- Boetsap Boetsap
- Coordinates: 27°58′16″S 24°27′00″E﻿ / ﻿27.971°S 24.450°E
- Country: South Africa
- Province: Northern Cape
- District: Frances Baard
- Municipality: Dikgatlong
- Established: 1883
- Time zone: UTC+2 (SAST)

= Boetsap =

Boetsap is a private owned village between towns Prieska, Warrenton, Douglas and Reivilo. Its situated in the Northern Cape, South Africa

==Beginnings==

The area today known as Boetsap belonged to the Griqua King, Barend Barendse. Moselekatse beaten him in a battle and took the land over. In 1879 William Hunter took it over and in his turn sold it to Archibald Cochran. Cochran sold it to the congregation of Kimberley and du Toitspan. In 1883 it formed its own congregation and a town was founded, calling it Cathcart West. It was changed to Boetsap in 1890. (Old missionaries recorded it as Bootschap) The area then was divided into two separate areas Boetsap and Klein (small) Boetsap. Klein Boetsap became Reivilo. Boetsap later became in the possession of H Pagan.

==Naming origin==

The name originates out of Tswana. It’s called after the word “Mabuchapella”. The meaning is Mother of Fertility (referring to an animal).
From Tswana bucwa, 'fat', 'sleek', it is said to refer to the condition of the cattle there.

==Location==

It’s on the foot of the Ghaapse Plateau. David Livingstone, the explorer and Missionary when looking at trees decided to call the valley to Boetsap “Forest Hill”. This was in the 1800s before the formal town settling.

==School and Nursing home==
On 1 June 1883 a school, accommodating children from SubA (Grade 1) and Standard 6(Grade 8) was opened with 25 children. The first principal was D Viljoen. Later D Nelson was principal from 1923-1954. A Nursing home was also opened in the late 1930s.

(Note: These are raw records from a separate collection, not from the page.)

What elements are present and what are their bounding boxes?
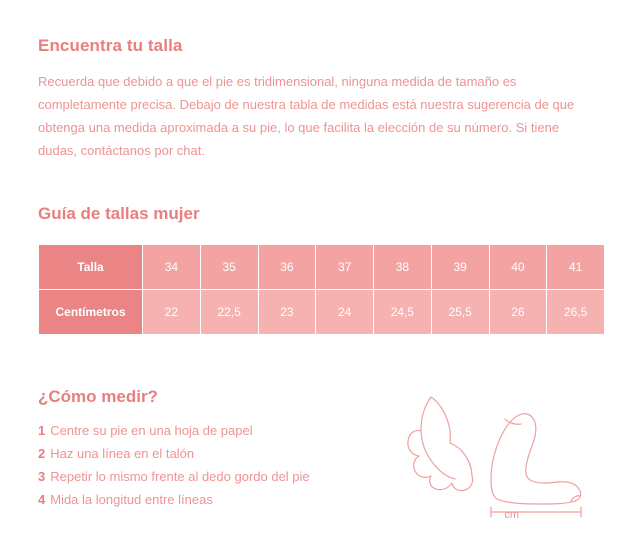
size-table: [38, 244, 605, 335]
table-cell: 38: [374, 245, 432, 290]
table-row: [39, 245, 605, 290]
page-title: Encuentra tu talla: [38, 36, 183, 55]
unit-label: cm: [504, 509, 519, 521]
table-cell: 25,5: [431, 290, 489, 335]
step-number: 2: [38, 446, 46, 461]
row-header-centimetros: Centímetros: [39, 290, 143, 335]
table-cell: 39: [431, 245, 489, 290]
step-number: 1: [38, 423, 46, 438]
step-text: Mida la longitud entre líneas: [50, 492, 213, 507]
step-text: Haz una línea en el talón: [50, 446, 195, 461]
table-row: [39, 290, 605, 335]
table-cell: 34: [143, 245, 201, 290]
row-header-talla: Talla: [39, 245, 143, 290]
table-cell: 22,5: [200, 290, 258, 335]
table-cell: 37: [316, 245, 374, 290]
intro-section: [38, 36, 605, 162]
table-cell: 26,5: [547, 290, 605, 335]
step-text: Repetir lo mismo frente al dedo gordo del pie: [50, 469, 310, 484]
table-cell: 40: [489, 245, 547, 290]
size-guide-section: [38, 204, 605, 335]
table-cell: 24,5: [374, 290, 432, 335]
step-number: 4: [38, 492, 46, 507]
how-to-measure-section: [38, 387, 605, 521]
table-cell: 35: [200, 245, 258, 290]
step-number: 3: [38, 469, 46, 484]
intro-paragraph: Recuerda que debido a que el pie es tridimensional, ninguna medida de tamaño es completamente precisa. Debajo de nuestra tabla de medidas está nuestra sugerencia de que obtenga una medida aproximada a su pie, lo que facilita la elección de su número. Si tiene dudas, contáctanos por chat.: [38, 74, 575, 158]
table-cell: 36: [258, 245, 316, 290]
table-cell: 24: [316, 290, 374, 335]
foot-measurement-icon: [395, 379, 605, 519]
table-cell: 26: [489, 290, 547, 335]
table-cell: 41: [547, 245, 605, 290]
how-to-measure-title: ¿Cómo medir?: [38, 387, 158, 406]
table-cell: 23: [258, 290, 316, 335]
table-cell: 22: [143, 290, 201, 335]
size-guide-title: Guía de tallas mujer: [38, 204, 200, 223]
step-text: Centre su pie en una hoja de papel: [50, 423, 253, 438]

==Limestone formation and asbestos==
In the 1930s Prof Young from Wits did some studies here regarding Stromatolite. Asbestos mining also took place in the area. The Asbestos Mountains rise from the Ghaap Plateau and is called that due to the mining that took place in the 20th century

==Notable residents==

Edwill van Aarde South African radio and television personality, grew up there.